On 09/15/10 2:19 AM, Rudi Ahlers wrote:
Hi all,
I'm just curios and would like some input from the community on this one. We're busy budgeting for a couple of new servers and I thought it would be good to try out the Core i7 CPU's, but see the majority of them don't offer VT-d, but just VT-x. Looking at the LGA1366 range, only the "Intel lga1366 i7 980XE" (from the list of what our suppliers stock) have VT-d, and it costs 4x more than "Intel lga1366 i7 930" or 2x more than "Intel lga1366 i7 960". From a budget perspecitve I could purchase 4 more CPU's, which could translate to 40x - 80x more VM's being hosted for the same capital outlay. Experience has shown that we under-utilize CPU's by a great margin and memory / HDD IO is our biggest bottleneck on any server.
So, if VT-d really necessary? We mainly host XEN virtual machine for the hosting industry, i.e. we don't need / use graphics rendering inside VM's, or need DAS on the VM's, etc.

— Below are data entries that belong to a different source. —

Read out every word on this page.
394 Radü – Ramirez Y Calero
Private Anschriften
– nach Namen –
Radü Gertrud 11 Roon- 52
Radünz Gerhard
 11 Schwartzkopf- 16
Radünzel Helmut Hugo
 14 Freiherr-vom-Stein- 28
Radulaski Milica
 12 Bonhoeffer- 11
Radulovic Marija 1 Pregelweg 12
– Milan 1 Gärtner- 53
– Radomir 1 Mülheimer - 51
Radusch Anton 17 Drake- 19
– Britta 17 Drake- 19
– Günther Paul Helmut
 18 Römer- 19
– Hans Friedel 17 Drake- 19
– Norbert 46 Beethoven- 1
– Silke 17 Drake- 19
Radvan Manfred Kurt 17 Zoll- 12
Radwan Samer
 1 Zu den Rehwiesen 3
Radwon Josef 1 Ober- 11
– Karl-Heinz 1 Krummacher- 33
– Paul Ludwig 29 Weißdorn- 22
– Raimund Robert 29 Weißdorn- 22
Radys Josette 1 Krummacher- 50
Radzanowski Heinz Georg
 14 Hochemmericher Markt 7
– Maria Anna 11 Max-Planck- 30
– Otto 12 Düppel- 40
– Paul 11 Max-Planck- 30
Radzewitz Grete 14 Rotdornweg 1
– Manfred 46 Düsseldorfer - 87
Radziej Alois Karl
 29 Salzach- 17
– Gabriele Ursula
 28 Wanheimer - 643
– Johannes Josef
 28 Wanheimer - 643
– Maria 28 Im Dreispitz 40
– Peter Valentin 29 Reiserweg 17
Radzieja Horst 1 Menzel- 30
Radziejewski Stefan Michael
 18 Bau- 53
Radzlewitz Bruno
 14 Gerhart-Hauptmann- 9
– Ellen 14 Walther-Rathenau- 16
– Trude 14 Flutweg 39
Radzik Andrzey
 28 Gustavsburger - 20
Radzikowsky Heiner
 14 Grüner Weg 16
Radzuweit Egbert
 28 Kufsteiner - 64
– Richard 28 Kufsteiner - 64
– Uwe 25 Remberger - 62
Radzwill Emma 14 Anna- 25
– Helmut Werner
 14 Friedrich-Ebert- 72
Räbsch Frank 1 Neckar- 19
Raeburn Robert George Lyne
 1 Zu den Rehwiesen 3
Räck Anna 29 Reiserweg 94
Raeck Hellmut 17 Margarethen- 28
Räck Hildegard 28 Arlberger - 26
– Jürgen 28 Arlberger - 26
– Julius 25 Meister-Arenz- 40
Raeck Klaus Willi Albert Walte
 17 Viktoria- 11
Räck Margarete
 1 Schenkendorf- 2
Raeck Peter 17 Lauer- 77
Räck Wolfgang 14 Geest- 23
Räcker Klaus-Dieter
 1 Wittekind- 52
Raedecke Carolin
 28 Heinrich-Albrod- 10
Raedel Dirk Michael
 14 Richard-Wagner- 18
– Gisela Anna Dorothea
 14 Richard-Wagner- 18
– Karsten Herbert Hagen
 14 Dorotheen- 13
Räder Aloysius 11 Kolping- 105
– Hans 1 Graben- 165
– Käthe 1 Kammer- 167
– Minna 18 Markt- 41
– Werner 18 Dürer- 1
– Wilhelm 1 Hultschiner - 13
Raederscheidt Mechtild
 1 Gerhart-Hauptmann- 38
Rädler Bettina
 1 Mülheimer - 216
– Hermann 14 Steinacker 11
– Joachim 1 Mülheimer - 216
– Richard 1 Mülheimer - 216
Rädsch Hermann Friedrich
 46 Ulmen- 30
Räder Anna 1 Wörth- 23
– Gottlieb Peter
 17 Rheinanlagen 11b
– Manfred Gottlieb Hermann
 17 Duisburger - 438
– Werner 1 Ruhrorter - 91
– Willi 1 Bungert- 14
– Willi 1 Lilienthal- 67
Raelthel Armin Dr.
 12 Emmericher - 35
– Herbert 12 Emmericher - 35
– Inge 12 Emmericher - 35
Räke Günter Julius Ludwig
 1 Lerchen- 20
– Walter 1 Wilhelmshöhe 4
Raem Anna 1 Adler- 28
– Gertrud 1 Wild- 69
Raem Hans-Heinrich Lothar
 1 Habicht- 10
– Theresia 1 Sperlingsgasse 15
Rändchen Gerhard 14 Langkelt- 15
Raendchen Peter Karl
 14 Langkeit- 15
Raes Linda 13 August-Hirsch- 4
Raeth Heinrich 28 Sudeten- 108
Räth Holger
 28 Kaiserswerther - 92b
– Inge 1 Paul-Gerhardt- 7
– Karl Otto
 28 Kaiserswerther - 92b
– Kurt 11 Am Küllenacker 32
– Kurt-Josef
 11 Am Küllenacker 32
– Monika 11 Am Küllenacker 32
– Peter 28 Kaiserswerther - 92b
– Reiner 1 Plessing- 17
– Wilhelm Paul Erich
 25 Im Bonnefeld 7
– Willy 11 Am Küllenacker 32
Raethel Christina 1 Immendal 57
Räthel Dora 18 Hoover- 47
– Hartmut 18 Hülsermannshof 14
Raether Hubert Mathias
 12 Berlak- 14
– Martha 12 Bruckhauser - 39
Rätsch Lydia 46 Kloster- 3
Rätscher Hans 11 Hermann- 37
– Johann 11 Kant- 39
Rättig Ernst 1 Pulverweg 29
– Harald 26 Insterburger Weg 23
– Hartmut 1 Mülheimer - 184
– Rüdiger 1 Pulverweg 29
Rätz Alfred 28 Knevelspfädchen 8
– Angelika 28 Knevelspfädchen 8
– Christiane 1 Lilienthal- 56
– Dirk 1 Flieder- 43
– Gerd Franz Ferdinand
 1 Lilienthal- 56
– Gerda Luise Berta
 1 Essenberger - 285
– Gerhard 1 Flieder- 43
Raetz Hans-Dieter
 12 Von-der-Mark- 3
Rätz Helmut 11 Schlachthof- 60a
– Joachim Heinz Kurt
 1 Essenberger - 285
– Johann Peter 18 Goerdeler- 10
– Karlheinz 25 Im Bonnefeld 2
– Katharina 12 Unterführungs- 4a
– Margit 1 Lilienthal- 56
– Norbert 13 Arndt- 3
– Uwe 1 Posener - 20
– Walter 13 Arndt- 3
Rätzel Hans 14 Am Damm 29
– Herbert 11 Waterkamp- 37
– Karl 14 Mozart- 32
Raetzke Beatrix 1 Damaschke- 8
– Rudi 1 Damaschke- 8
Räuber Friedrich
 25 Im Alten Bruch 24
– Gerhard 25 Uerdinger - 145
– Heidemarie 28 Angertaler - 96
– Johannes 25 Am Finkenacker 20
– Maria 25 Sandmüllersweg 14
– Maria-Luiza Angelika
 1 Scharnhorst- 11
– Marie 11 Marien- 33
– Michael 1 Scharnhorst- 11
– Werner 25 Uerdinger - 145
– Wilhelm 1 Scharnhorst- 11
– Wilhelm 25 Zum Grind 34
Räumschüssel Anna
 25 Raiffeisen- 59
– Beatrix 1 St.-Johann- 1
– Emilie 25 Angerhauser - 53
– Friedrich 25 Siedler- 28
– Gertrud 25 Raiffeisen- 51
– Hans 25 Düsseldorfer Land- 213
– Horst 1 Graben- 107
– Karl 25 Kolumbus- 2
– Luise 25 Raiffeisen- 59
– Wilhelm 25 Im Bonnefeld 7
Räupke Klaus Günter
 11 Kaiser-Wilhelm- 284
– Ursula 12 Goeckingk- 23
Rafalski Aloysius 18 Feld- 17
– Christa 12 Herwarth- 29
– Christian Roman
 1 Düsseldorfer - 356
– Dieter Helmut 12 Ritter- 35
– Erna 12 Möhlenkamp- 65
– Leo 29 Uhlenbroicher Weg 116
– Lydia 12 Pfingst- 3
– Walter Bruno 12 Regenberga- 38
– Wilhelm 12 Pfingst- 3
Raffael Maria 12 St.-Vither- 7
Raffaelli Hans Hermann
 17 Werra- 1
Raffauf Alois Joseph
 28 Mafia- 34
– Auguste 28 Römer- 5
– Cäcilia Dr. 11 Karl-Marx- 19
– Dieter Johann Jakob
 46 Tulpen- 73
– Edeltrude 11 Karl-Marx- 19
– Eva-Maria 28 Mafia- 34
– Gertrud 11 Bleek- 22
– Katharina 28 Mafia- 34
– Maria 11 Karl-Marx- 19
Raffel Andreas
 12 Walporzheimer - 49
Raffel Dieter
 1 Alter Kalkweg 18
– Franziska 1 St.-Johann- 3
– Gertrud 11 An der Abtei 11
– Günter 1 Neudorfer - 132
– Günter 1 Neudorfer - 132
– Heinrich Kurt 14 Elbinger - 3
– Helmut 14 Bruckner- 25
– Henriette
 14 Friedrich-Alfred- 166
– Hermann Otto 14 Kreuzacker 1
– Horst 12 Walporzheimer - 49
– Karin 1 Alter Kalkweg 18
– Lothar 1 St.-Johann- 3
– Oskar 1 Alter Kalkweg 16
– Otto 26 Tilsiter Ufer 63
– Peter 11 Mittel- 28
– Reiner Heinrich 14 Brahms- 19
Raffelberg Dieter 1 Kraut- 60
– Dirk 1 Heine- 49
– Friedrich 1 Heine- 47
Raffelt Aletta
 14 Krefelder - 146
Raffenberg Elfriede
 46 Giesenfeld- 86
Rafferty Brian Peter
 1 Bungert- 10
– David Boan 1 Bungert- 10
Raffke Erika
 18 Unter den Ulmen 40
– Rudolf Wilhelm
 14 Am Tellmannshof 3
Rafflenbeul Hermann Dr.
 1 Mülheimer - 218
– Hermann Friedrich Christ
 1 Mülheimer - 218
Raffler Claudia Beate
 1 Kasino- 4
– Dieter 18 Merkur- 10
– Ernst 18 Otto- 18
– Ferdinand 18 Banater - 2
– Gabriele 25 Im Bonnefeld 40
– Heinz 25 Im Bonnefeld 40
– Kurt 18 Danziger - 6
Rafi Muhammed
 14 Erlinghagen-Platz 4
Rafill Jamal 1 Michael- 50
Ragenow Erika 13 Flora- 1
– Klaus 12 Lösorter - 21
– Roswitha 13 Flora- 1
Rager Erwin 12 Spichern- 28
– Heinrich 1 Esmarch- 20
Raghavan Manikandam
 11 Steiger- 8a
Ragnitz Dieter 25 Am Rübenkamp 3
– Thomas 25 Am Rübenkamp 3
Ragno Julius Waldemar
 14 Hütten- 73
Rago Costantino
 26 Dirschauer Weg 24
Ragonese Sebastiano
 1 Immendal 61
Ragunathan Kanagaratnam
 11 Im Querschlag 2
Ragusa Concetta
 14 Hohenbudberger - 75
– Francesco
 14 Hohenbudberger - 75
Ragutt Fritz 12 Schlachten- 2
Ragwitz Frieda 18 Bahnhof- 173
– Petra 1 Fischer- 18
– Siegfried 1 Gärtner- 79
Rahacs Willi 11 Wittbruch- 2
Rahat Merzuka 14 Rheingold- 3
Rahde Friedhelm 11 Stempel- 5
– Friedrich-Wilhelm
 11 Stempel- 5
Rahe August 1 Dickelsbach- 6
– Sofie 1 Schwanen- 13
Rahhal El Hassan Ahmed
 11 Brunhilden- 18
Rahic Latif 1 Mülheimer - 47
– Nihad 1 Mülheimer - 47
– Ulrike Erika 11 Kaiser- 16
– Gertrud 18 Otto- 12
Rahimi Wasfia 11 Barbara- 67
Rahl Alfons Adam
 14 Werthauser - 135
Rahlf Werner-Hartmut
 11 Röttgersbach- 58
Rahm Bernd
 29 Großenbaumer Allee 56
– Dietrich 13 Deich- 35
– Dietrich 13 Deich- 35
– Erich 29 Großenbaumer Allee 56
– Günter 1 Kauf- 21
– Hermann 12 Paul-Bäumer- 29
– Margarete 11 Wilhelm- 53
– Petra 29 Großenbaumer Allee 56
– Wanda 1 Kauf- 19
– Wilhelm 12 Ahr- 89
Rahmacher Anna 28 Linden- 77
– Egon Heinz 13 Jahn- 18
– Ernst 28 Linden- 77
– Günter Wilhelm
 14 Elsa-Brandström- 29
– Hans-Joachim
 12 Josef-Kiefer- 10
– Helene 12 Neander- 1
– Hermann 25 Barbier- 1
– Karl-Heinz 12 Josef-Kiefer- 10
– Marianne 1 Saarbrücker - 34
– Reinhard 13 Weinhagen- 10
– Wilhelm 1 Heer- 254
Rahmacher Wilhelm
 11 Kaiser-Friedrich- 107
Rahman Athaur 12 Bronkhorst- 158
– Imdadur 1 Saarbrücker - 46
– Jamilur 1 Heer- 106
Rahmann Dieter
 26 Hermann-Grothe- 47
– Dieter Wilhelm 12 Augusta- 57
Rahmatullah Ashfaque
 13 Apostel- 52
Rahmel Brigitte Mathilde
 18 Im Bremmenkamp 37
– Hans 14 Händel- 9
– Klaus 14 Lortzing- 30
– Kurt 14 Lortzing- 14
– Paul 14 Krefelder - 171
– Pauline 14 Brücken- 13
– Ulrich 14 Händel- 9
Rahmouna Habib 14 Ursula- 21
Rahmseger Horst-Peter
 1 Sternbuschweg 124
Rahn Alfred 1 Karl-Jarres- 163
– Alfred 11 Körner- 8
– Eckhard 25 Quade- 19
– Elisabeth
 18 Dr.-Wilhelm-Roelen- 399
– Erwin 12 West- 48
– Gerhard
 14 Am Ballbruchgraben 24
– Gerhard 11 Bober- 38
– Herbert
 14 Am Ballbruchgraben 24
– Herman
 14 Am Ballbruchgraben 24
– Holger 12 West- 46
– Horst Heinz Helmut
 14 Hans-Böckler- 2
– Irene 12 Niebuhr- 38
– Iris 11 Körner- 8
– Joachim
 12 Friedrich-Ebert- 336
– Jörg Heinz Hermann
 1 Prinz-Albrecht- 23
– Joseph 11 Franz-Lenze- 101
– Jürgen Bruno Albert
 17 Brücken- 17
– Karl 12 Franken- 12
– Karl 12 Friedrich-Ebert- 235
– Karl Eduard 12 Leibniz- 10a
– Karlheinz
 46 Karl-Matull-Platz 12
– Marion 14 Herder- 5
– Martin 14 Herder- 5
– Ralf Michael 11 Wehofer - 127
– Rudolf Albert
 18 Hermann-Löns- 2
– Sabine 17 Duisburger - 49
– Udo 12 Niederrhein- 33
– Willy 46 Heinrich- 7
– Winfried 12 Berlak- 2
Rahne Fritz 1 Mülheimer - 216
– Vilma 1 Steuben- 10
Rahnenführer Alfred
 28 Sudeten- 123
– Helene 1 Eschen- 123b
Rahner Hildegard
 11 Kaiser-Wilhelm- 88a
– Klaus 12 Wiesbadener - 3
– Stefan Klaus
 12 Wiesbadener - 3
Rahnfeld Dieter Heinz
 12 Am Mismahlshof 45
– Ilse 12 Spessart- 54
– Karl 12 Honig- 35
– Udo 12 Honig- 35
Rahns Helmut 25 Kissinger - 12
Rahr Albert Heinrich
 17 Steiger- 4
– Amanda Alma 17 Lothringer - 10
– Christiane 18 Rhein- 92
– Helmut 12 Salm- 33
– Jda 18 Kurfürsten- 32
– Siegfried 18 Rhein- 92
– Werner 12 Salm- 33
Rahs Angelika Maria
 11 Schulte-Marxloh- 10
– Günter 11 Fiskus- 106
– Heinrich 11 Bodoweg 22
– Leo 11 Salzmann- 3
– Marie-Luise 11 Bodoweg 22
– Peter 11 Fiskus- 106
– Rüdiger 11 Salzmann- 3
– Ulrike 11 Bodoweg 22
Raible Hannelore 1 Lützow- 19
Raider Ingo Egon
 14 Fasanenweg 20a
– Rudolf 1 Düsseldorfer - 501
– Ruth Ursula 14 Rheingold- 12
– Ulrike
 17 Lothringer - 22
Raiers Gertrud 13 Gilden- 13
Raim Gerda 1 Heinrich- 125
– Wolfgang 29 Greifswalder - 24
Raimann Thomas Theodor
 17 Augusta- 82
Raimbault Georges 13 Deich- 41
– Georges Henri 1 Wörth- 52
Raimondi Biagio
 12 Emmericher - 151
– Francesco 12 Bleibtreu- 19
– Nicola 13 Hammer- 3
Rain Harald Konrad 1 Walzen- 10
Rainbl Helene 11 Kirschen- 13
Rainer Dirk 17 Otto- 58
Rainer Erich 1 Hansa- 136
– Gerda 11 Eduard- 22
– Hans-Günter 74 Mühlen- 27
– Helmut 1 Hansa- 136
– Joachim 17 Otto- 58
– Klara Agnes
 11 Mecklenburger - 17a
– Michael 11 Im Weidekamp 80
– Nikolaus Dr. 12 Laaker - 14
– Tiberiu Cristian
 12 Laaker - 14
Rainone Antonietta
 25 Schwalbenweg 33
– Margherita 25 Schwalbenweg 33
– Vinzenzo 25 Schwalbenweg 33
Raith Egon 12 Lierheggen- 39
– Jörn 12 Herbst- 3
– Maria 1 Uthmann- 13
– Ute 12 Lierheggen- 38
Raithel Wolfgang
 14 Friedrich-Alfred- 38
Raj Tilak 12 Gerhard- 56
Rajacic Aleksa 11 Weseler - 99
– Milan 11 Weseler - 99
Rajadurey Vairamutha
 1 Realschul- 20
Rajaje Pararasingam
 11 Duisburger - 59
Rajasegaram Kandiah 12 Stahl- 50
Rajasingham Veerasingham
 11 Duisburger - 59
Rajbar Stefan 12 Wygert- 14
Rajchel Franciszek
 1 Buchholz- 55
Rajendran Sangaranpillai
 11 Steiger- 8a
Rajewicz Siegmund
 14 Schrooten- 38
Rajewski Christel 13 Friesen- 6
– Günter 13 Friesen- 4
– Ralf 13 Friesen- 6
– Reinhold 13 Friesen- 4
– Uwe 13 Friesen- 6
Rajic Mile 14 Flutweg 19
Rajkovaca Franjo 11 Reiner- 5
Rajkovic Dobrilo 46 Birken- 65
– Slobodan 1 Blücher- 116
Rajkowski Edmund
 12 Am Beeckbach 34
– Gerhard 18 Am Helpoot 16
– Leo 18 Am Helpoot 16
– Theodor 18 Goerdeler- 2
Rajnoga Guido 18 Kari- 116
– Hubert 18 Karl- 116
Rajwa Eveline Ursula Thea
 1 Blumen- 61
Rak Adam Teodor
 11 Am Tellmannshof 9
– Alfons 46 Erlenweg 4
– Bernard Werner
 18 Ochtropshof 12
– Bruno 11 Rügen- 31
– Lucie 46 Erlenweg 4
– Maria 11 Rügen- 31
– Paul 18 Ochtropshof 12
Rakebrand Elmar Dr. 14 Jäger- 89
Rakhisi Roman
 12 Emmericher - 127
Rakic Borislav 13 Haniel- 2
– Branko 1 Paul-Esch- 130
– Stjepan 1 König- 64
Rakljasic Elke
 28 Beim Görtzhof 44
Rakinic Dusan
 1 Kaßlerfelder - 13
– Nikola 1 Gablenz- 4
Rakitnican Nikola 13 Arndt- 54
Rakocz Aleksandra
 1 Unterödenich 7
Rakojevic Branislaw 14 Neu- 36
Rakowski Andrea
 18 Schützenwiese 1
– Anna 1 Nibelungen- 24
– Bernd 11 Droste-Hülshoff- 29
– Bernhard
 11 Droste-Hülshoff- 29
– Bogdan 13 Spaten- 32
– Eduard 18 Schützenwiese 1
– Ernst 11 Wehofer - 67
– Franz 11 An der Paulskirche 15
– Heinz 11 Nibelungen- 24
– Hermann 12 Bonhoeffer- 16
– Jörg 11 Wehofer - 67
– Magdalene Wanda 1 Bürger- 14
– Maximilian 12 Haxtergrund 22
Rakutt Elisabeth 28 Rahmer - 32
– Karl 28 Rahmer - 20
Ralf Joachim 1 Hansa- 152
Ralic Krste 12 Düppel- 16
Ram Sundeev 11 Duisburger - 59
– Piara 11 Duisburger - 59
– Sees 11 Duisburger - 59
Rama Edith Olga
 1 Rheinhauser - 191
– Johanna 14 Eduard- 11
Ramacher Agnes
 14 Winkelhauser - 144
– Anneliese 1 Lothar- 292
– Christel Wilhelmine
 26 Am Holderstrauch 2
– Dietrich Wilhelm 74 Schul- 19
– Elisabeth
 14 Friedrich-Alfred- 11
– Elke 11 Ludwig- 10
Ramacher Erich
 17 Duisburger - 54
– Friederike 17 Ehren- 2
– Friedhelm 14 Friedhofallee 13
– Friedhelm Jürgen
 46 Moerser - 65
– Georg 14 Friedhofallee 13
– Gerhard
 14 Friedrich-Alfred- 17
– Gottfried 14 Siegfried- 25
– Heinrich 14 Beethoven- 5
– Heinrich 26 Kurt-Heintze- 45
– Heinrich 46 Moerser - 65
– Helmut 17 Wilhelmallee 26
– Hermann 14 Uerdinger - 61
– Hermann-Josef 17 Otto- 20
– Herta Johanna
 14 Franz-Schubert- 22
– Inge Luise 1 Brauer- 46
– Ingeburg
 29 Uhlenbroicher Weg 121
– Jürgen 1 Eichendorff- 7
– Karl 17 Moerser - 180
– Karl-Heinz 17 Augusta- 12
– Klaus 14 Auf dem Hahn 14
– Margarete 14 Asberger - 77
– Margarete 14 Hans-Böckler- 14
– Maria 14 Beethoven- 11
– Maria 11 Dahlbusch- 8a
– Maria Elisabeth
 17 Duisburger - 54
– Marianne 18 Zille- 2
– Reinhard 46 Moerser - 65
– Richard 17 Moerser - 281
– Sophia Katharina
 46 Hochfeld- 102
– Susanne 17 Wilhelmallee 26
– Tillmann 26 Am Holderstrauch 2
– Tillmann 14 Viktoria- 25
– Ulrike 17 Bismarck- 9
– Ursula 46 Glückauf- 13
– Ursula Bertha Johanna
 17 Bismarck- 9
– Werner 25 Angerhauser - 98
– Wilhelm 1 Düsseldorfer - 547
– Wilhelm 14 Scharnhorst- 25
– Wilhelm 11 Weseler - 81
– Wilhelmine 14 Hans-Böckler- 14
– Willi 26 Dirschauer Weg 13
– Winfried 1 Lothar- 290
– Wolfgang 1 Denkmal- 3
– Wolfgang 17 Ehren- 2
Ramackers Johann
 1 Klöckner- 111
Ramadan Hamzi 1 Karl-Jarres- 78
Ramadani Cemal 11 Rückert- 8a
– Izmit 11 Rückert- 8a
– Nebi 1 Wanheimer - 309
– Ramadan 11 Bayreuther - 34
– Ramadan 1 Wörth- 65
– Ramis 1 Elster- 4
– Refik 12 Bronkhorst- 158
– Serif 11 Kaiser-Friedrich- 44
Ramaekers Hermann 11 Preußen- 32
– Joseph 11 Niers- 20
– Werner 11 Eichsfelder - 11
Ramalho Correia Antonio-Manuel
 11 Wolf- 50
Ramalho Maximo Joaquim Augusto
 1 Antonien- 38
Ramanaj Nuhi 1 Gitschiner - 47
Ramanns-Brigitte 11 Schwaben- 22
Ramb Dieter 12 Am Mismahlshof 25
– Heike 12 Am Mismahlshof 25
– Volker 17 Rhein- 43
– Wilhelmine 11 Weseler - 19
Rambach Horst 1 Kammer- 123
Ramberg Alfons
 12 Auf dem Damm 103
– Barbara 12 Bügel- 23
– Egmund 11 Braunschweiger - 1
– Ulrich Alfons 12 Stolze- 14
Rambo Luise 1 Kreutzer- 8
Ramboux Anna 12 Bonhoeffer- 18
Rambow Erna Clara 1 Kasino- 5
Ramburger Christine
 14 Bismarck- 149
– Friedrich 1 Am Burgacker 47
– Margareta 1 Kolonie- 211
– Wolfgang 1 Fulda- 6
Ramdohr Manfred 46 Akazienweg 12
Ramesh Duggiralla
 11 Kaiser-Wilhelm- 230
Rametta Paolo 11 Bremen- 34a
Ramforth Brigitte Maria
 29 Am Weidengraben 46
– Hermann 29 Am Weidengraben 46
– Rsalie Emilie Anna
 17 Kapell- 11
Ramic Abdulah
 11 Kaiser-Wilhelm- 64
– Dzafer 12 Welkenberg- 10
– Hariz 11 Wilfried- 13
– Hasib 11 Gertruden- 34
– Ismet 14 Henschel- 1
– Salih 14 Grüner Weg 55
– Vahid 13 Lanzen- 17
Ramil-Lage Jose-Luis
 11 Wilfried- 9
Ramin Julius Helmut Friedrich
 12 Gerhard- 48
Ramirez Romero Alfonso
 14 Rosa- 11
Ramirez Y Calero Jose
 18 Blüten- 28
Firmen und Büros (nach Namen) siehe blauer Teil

Core I7 is the branding for the desktop CPU family. The Server processors are branded Xeon 5500 and 5600 (for dual socket servers) and Xeon 7000 for 4+ socket servers. Typically, desktop processors go with desktop motherboards which don't support ECC memory, probably don't have remote management features, likely don't readily support redundant power, and often have only a single NIC onboard. A server board will likely have significantly more IO bandwidth, oriented towards network and disk IO rather than graphics.
IMHO, the dual socket 5600 family is the sweet spot of price/performance for a VM host, with 2 x 6 cores, and typically 12 memory slots (2x3 per CPU). populate the memory with 6 matching DIMMs for best performance.